Apr. 23, 2014
Sonnet 106: When in the chronicle of wasted time
When in the chronicle of wasted time
I see descriptions of the fairest wights
And beauty making beautiful old rhyme
In praise of ladies dead and lovely knights,
Then in the blazon of sweet beauty's best,
Of hand, of foot, of lip, of eye, of brow,
I see their ántique pen would have expressed
Ev'n such a beauty as you master now.
So all their praises are but prophecies
Of this our time, all you prefiguring,
And for they looked but with divining eyes,
They had not skill enough your worth to sing.
For we which now behold these present days,
Have eyes to wonder, but lack tongues to praise.
It's the 450th anniversary of the birth of William Shakespeare (books by this author), who is traditionally believed to have been born on this date in 1564 in Stratford-upon-Avon, Warwickshire, England. He left behind no personal papers, so our knowledge of his life comes to us from public and court documents. His father, John, was a glove-maker and alderman, and his mother, Mary Arden, was a landed heiress.
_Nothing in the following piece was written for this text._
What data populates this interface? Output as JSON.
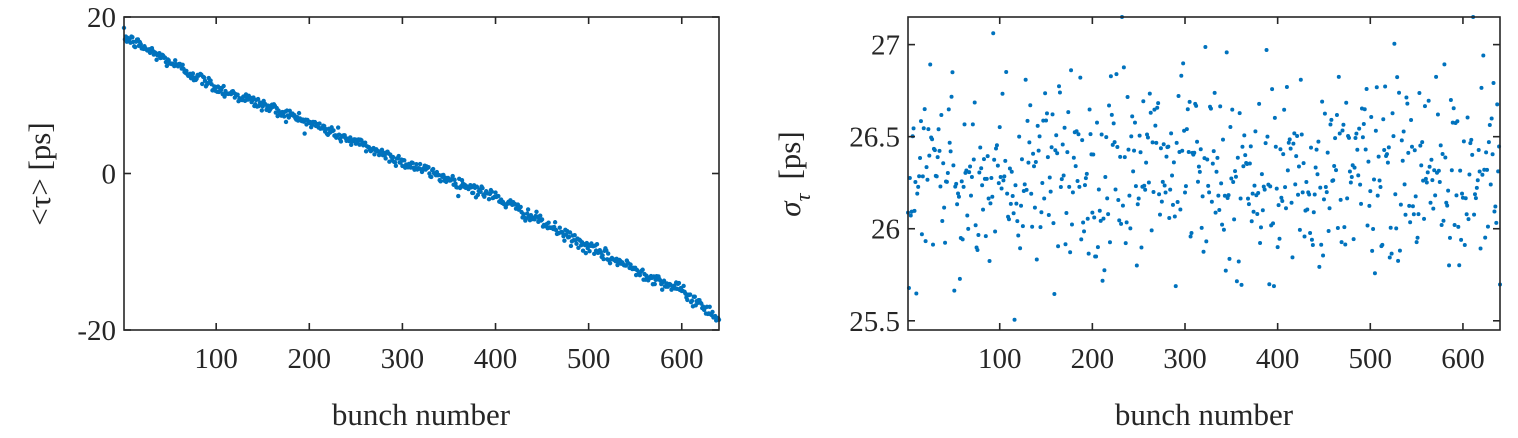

The baptismal register of the Church of the Holy Trinity in the Shakespeares' parish shows an entry on Wednesday, April 26, that reads, "Gulielmus filius Johannes Shakespeare." Babies were traditionally baptized on the first Sunday or holy feast day after their birth. The Feast of St. Mark was on April 25, and although normally that would have been Shakespeare's baptismal day, it was also considered an unlucky day, and that may be why the child was baptized the following day instead.
Shakespeare studied at the well-respected local grammar school, and married the older — and pregnant — Anne Hathaway when he was 18 and she was 26. She gave birth to a daughter, Susanna, six months later. Twins Hamnet and Judith followed two years after that. Shakespeare was no doubt deeply affected by the death of son Hamnet at age 11; he began to write his tragedy Hamlet soon afterward.
He moved to London around 1588 and began a career as an actor and a playwright. By 1594, he was also managing partner of the Lord Chamberlain's Men, a popular London theater troupe. The 1590s saw the production of his plays Richard III, The Taming of the Shrew, Romeo and Juliet, and The Merchant of Venice, to name but a few. His greatest tragedies — like Hamlet, Othello, and King Lear — were all written after 1600. He wrote his last few plays back in Stratford, where he retired after an outbreak of the bubonic plague caused the London theaters to be closed for long stretches. He was popular during his lifetime, but it wasn't until after his death that his collected works were published in print form. That volume has come to be known as the First Folio, and it was published in 1623.
In 1611, he made out his will, leaving most of his estate to his daughter Susanna, and bequeathing to his wife, Anne, his "second-best bed." He died on or around his birthday in 1616 and was buried in the Church of the Holy Trinity in Stratford, leaving a last verse behind as his epitaph: "Good friend, for Jesus' sake forbeare / to dig the dust encloséd here. / Blessed be the man who spares these stones, / and cursed by he who moves my bones."
Shakespeare wrote 38 plays, 154 sonnets, and a couple of epic narrative poems. He created some of the most unforgettable characters ever written for the stage, and was a master of the language of various social classes. According to the Oxford English Dictionary, he coined 3,000 new words, and he has contributed more phrases and sayings to the English language than any other individual. Shakespeare gave us such commonly used phrases as "a fool's paradise," "dead as a doornail," "Greek to me," "come what may," "eaten out of house and home," "forever and a day," "heart's content," "love is blind," "night owl," "wild goose chase," and "into thin air."